Be Honest. We’ve all done it before, someone asks how you are doing and you say “I’m great” and then as you walk away you realize you aren’t doing great, in fact, it’s been a really hard day. I often fall into my old routine, and say “I’m good,” and some friends will pause and just ask me again, at which point I am reminded to give an honest answer. However, I am trying to be honest, instead of always giving the reflex answer, I try to be more aware myself and aware of how I’m doing. I’m trying to be more honest in my passing responses. So, I may not be doing great, but I’m doing alright, decent, okay, maybe I’m having a rough day, or I’m not okay! Whatever type of response, be honest!

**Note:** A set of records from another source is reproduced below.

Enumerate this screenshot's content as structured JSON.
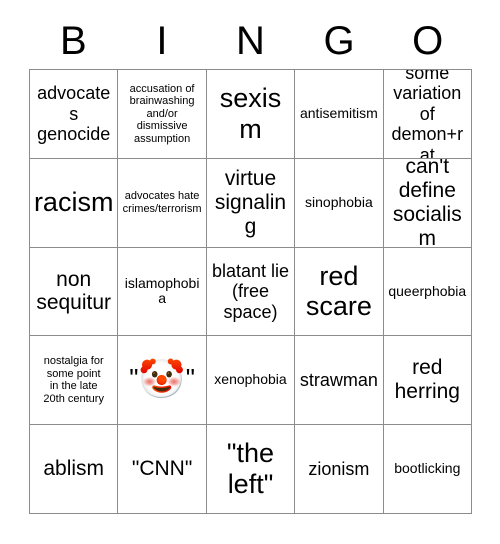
{
  "header": {
    "letters": [
      "B",
      "I",
      "N",
      "G",
      "O"
    ]
  },
  "grid": {
    "columns": 5,
    "rows": 5,
    "cells": [
      {
        "text": "advocates\ngenocide",
        "size": "fs-md",
        "free_space": false
      },
      {
        "text": "accusation of\nbrainwashing\nand/or\ndismissive\nassumption",
        "size": "fs-xs",
        "free_space": false
      },
      {
        "text": "sexism",
        "size": "fs-xl",
        "free_space": false
      },
      {
        "text": "antisemitism",
        "size": "fs-sm",
        "free_space": false
      },
      {
        "text": "some\nvariation\nof\ndemon+rat",
        "size": "fs-md",
        "free_space": false
      },
      {
        "text": "racism",
        "size": "fs-xl",
        "free_space": false
      },
      {
        "text": "advocates hate\ncrimes/terrorism",
        "size": "fs-xs",
        "free_space": false
      },
      {
        "text": "virtue\nsignaling",
        "size": "fs-lg",
        "free_space": false
      },
      {
        "text": "sinophobia",
        "size": "fs-sm",
        "free_space": false
      },
      {
        "text": "can't\ndefine\nsocialism",
        "size": "fs-lg",
        "free_space": false
      },
      {
        "text": "non\nsequitur",
        "size": "fs-lg",
        "free_space": false
      },
      {
        "text": "islamophobia",
        "size": "fs-sm",
        "free_space": false
      },
      {
        "text": "blatant lie\n(free\nspace)",
        "size": "fs-md",
        "free_space": true
      },
      {
        "text": "red\nscare",
        "size": "fs-xl",
        "free_space": false
      },
      {
        "text": "queerphobia",
        "size": "fs-sm",
        "free_space": false
      },
      {
        "text": "nostalgia for\nsome point\nin the late\n20th century",
        "size": "fs-xs",
        "free_space": false
      },
      {
        "text": "\"🤡\"",
        "size": "fs-emoji",
        "free_space": false
      },
      {
        "text": "xenophobia",
        "size": "fs-sm",
        "free_space": false
      },
      {
        "text": "strawman",
        "size": "fs-md",
        "free_space": false
      },
      {
        "text": "red\nherring",
        "size": "fs-lg",
        "free_space": false
      },
      {
        "text": "ablism",
        "size": "fs-lg",
        "free_space": false
      },
      {
        "text": "\"CNN\"",
        "size": "fs-lg",
        "free_space": false
      },
      {
        "text": "\"the\nleft\"",
        "size": "fs-xl",
        "free_space": false
      },
      {
        "text": "zionism",
        "size": "fs-md",
        "free_space": false
      },
      {
        "text": "bootlicking",
        "size": "fs-sm",
        "free_space": false
      }
    ]
  },
  "colors": {
    "background": "#ffffff",
    "text": "#000000",
    "grid_line": "#8c8c8c"
  }
}
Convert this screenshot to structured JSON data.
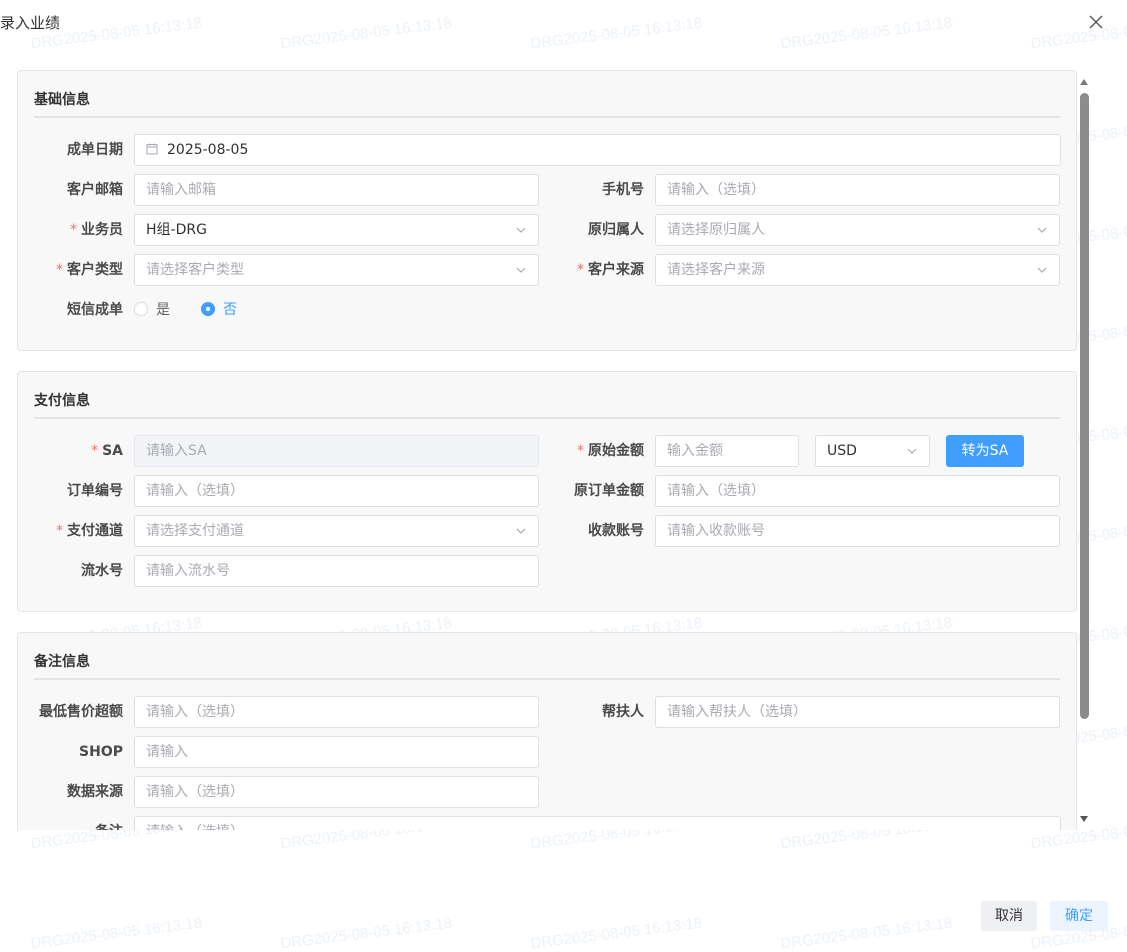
{
  "dialog": {
    "title": "录入业绩"
  },
  "watermark": "DRG2025-08-05 16:13:18",
  "basic": {
    "title": "基础信息",
    "order_date": {
      "label": "成单日期",
      "value": "2025-08-05"
    },
    "email": {
      "label": "客户邮箱",
      "placeholder": "请输入邮箱"
    },
    "phone": {
      "label": "手机号",
      "placeholder": "请输入（选填）"
    },
    "salesperson": {
      "label": "业务员",
      "value": "H组-DRG"
    },
    "original_owner": {
      "label": "原归属人",
      "placeholder": "请选择原归属人"
    },
    "customer_type": {
      "label": "客户类型",
      "placeholder": "请选择客户类型"
    },
    "customer_source": {
      "label": "客户来源",
      "placeholder": "请选择客户来源"
    },
    "sms_order": {
      "label": "短信成单",
      "option_yes": "是",
      "option_no": "否",
      "selected": "否"
    }
  },
  "payment": {
    "title": "支付信息",
    "sa": {
      "label": "SA",
      "placeholder": "请输入SA"
    },
    "original_amount": {
      "label": "原始金额",
      "placeholder": "输入金额",
      "currency": "USD"
    },
    "convert_button": "转为SA",
    "order_no": {
      "label": "订单编号",
      "placeholder": "请输入（选填）"
    },
    "original_order_amount": {
      "label": "原订单金额",
      "placeholder": "请输入（选填）"
    },
    "pay_channel": {
      "label": "支付通道",
      "placeholder": "请选择支付通道"
    },
    "receiving_account": {
      "label": "收款账号",
      "placeholder": "请输入收款账号"
    },
    "serial_no": {
      "label": "流水号",
      "placeholder": "请输入流水号"
    }
  },
  "remark": {
    "title": "备注信息",
    "min_price_excess": {
      "label": "最低售价超额",
      "placeholder": "请输入（选填）"
    },
    "helper": {
      "label": "帮扶人",
      "placeholder": "请输入帮扶人（选填）"
    },
    "shop": {
      "label": "SHOP",
      "placeholder": "请输入"
    },
    "data_source": {
      "label": "数据来源",
      "placeholder": "请输入（选填）"
    },
    "note": {
      "label": "备注",
      "placeholder": "请输入（选填）"
    }
  },
  "footer": {
    "cancel": "取消",
    "confirm": "确定"
  },
  "colors": {
    "primary": "#409eff",
    "required": "#f56c6c",
    "section_bg": "#f8f8f8"
  }
}
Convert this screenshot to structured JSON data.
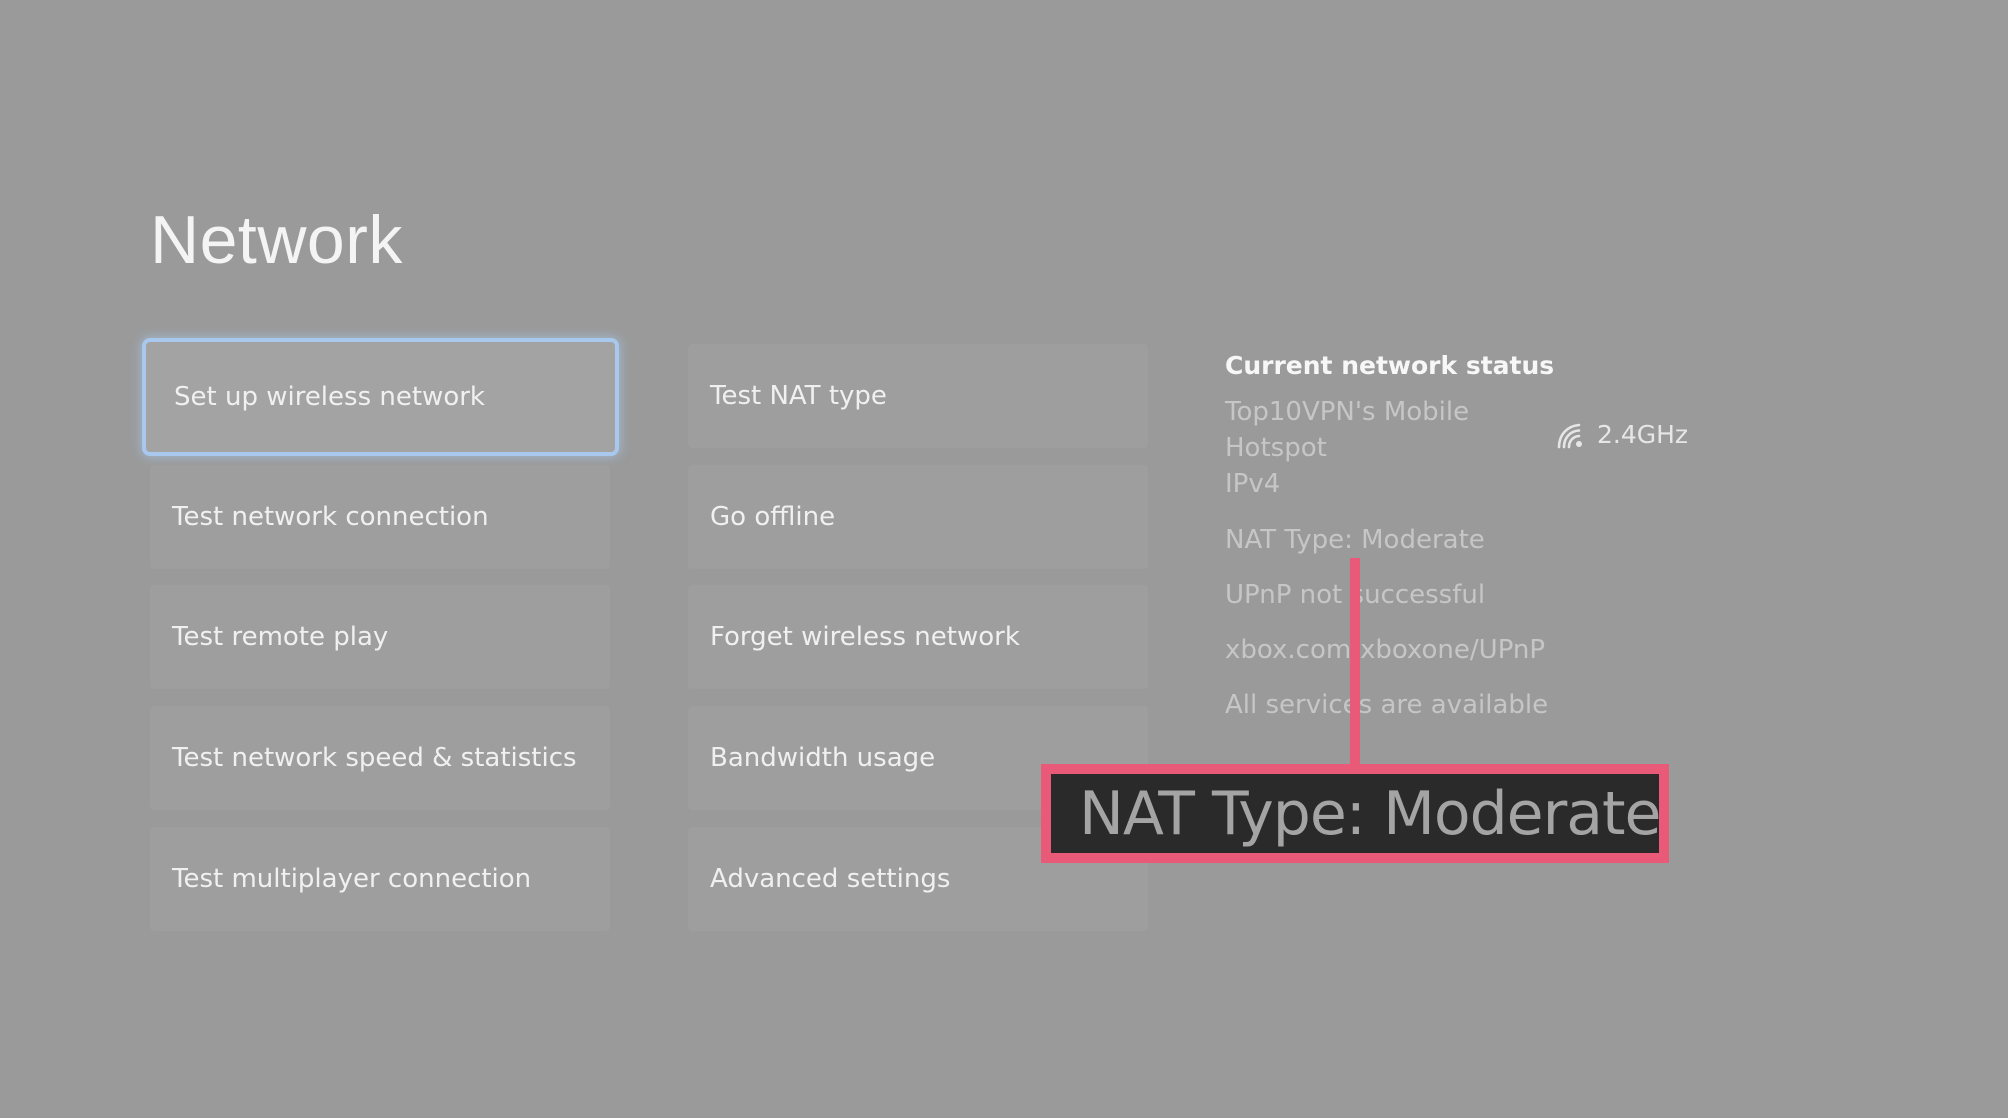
{
  "page": {
    "title": "Network"
  },
  "menu": {
    "left_column": [
      {
        "label": "Set up wireless network",
        "focused": true
      },
      {
        "label": "Test network connection"
      },
      {
        "label": "Test remote play"
      },
      {
        "label": "Test network speed & statistics"
      },
      {
        "label": "Test multiplayer connection"
      }
    ],
    "right_column": [
      {
        "label": "Test NAT type"
      },
      {
        "label": "Go offline"
      },
      {
        "label": "Forget wireless network"
      },
      {
        "label": "Bandwidth usage"
      },
      {
        "label": "Advanced settings"
      }
    ]
  },
  "status": {
    "heading": "Current network status",
    "network_name_line1": "Top10VPN's Mobile",
    "network_name_line2": "Hotspot",
    "ip_version": "IPv4",
    "band_icon": "wifi-signal-icon",
    "band": "2.4GHz",
    "lines": [
      "NAT Type: Moderate",
      "UPnP not successful",
      "xbox.com/xboxone/UPnP",
      "All services are available"
    ]
  },
  "annotation": {
    "callout_text": "NAT Type: Moderate",
    "color": "#e85a78"
  },
  "colors": {
    "background": "#9a9a9a",
    "focus_border": "#a8c8ee"
  }
}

Share the Joy. When I first started sharing Travis’ diagnosis I always had something prepared to lighten the mood. Whether it be a joke or some sort of a positive spin, the goal for me was getting to the positive point in the story! Travis was given a 5% chance of survival and so we used to quote Jim Carey “So you’re saying there’s a chance.” Maybe it was a little too light, but laughing is a way Travis and I have found to survive! Sometimes all I have been able to muster is sharing what I have been hoping for, whether we hope for a new drug to improve some side effects, or we are looking forward to an outing, whatever it may be. As Travis’ health has declined, finding the sunlight in the clouds can be increasingly difficult. When Travis was recently hospitalized I saw the good in so many people and so the updates may have been bleaker, but I tried to share the good, such as how blessed we were to have our kids taken care of, the timing was convenient, we were grateful that he was at such a great hospital, etc. Find some joy to share!
As the patient’s spouse, I have found that I field most of the questions about Travis. It’s my responsibility to share what’s going on with him, especially when he’s too sick to share the information himself. Don’t be afraid, to be honest, help others to know where you are at, and what you might need to help you survive another day of cancer.